Arévalo décida de nommer ministre l’un des fondateurs de Semilla, Félix Alvarado, qui dès le premier jour annonça un changement dans les méthodes de planification, de conception, de passation des marchés et de supervision des travaux publics. Aujourd’hui, deux anciens ministres de ce portefeuille sont en liberté à Guatemala City après avoir été accusés de corruption grave, d’avoir fui le pays pendant des années et d’y être revenus à l’époque de Porras. Alejandro Sinibaldi, qui occupait le ministère à l’époque de Pérez Molina, exige la restitution de 143 propriétés qui avaient été immobilisées par la justice. La banque suisse a également immobilisé l’équivalent de 9 millions de dollars. José Luis Benito, qui s’est vu confisquer des valises d’une valeur de 15 millions de dollars dans une maison de repos, a également récemment été libéré. Si le dirigeant parvient à arrêter le flux d’argent des travaux publics, des processus tels que l’achat de testaments pour intégrer la nouvelle Cour suprême et les cours d’appel pourraient se retrouver sans une source importante de ses ressources. 

Pour le président Arévalo, cependant, fermer les sources d’enrichissement aux politiciens et à leurs financiers signifie compliquer la gouvernabilité. Peu de députés voudront négocier avec leur gouvernement des réformes législatives ou l’augmentation du budget public. Leurs chances de lancer des programmes de lutte contre la pauvreté avec des transferts de fonds ou une campagne plus vigoureuse de lutte contre la malnutrition infantile (dont souffre un enfant guatémaltèque sur deux) deviennent plus illusoires. Mais dans le même temps, se concilier avec ceux qui réclament des fonds publics en échange de l’octroi de la gouvernabilité le confronterait à ses électeurs, principalement urbains, qui l’ont élu précisément en raison de son discours anti-corruption. 

Au cours de la longue période entre son élection (août 2023) et son investiture (janvier 2024), Arévalo a réussi à surmonter les efforts de Porras pour invalider les élections. À cette époque, une large alliance d’organisations autochtones menait la défense de la démocratie et l’exigence de la démission du procureur. L’électorat plutôt jeune et urbain d’Arévalo s’est joint à la protestation indigène pour paralyser le pays pendant plusieurs semaines avec un succès partiel : la présidente a réussi à prendre ses fonctions, mais le procureur est resté dans le sien. De manière discrète, sans trop d’histoires, le gouvernement Arévalo mène déjà un processus de dialogue avec les différentes organisations indigènes du pouvoir. Il prépare des plans d’action gouvernementaux sur leurs territoires respectifs, avec des investissements publics convenus avec les autorités autochtones. 

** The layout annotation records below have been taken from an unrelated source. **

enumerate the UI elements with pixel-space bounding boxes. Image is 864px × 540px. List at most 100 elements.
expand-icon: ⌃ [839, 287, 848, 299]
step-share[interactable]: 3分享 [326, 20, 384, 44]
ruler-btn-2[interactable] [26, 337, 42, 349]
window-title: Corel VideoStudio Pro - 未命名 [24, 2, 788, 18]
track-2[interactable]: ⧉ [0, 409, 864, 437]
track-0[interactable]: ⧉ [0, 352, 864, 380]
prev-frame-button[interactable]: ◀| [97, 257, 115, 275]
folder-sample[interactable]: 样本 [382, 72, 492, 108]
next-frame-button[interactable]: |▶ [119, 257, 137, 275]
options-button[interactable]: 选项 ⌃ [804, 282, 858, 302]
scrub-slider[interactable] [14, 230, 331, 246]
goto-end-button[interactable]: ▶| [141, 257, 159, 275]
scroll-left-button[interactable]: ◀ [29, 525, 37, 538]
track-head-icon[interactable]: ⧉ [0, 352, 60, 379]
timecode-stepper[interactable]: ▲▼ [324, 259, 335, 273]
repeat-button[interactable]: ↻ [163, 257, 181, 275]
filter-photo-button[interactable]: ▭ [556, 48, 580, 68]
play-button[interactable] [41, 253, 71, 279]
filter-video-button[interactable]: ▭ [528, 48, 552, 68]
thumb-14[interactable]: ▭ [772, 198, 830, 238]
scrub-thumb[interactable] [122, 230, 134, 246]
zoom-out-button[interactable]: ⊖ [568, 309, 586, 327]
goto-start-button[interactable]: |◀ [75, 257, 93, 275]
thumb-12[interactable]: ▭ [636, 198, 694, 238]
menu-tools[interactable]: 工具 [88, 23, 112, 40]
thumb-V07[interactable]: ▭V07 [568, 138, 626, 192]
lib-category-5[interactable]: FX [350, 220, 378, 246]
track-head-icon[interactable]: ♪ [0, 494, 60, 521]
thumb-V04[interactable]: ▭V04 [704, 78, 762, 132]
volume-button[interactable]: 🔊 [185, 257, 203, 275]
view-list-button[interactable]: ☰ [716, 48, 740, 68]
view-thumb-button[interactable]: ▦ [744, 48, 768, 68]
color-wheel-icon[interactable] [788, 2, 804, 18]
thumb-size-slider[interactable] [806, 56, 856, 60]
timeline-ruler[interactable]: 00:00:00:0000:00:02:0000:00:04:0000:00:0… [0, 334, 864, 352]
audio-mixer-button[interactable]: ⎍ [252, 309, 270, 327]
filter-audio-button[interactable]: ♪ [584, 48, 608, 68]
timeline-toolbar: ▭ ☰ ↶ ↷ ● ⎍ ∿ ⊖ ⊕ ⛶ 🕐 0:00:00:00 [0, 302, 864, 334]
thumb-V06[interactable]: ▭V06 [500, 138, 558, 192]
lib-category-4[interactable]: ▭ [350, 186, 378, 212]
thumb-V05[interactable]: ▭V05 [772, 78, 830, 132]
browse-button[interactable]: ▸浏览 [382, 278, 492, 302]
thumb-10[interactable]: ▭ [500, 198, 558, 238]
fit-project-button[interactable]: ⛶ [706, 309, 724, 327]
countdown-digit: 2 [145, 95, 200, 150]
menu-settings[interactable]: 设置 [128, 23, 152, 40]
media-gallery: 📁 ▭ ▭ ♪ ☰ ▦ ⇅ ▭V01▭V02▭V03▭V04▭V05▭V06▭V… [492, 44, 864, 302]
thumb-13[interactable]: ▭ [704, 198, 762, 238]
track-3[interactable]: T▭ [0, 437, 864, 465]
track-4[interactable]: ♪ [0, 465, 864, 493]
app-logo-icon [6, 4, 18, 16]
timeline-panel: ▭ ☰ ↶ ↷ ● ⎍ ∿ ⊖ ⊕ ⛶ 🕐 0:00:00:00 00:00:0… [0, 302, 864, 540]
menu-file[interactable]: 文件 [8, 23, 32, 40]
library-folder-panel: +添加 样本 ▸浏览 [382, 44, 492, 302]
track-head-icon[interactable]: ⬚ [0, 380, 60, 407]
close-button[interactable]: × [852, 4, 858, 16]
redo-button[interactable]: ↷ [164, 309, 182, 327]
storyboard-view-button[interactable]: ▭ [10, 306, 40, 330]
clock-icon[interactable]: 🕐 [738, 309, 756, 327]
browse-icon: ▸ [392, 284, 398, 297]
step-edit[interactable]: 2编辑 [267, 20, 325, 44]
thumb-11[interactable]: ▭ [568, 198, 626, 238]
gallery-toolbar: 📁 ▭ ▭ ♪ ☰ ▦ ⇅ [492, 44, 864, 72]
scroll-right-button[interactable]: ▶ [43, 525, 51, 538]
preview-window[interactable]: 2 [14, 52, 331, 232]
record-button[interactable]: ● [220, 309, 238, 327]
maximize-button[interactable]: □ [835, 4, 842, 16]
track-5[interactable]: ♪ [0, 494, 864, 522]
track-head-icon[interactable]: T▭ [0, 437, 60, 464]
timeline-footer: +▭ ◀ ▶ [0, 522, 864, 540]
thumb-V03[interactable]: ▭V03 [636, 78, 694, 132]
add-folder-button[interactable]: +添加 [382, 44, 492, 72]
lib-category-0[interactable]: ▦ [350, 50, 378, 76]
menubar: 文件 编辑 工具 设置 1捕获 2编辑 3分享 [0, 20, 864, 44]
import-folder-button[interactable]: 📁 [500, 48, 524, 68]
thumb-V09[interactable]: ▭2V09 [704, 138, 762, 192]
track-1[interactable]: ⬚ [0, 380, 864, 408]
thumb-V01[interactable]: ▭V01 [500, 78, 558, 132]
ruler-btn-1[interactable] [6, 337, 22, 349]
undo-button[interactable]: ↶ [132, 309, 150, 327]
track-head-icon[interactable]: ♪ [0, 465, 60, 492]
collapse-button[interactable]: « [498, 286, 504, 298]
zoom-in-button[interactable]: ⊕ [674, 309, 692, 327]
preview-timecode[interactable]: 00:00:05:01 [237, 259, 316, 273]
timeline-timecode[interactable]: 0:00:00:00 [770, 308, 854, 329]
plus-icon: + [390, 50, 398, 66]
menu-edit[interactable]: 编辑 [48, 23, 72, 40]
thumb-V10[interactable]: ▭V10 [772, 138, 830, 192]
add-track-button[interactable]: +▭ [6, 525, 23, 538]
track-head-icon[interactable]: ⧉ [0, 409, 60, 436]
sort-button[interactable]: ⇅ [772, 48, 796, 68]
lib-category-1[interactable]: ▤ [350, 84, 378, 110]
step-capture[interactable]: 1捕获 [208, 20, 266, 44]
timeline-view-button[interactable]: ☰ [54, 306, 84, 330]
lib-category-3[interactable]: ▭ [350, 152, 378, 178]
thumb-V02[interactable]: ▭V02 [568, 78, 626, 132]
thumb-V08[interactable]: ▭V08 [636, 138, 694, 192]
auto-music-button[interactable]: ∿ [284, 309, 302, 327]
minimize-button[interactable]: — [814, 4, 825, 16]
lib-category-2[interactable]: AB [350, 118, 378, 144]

La popularité du président Arevalo reste supérieure à 60 % selon les sondages les plus récents, mais ses adversaires ne sont pas prêts à céder un pouce. De son côté, le dirigeant, qui se déclare entièrement attaché à la démocratie libérale et à des actes étrangers à toute pratique populiste, respecte scrupuleusement et ne critique même pas les décisions judiciaires qui lui sont défavorables. À ce jour, cependant, il refuse de demander le soutien populaire pour atteindre ses objectifs, et encore moins de mener la bataille sur l’un des cinq fronts qu’il garde ouverts.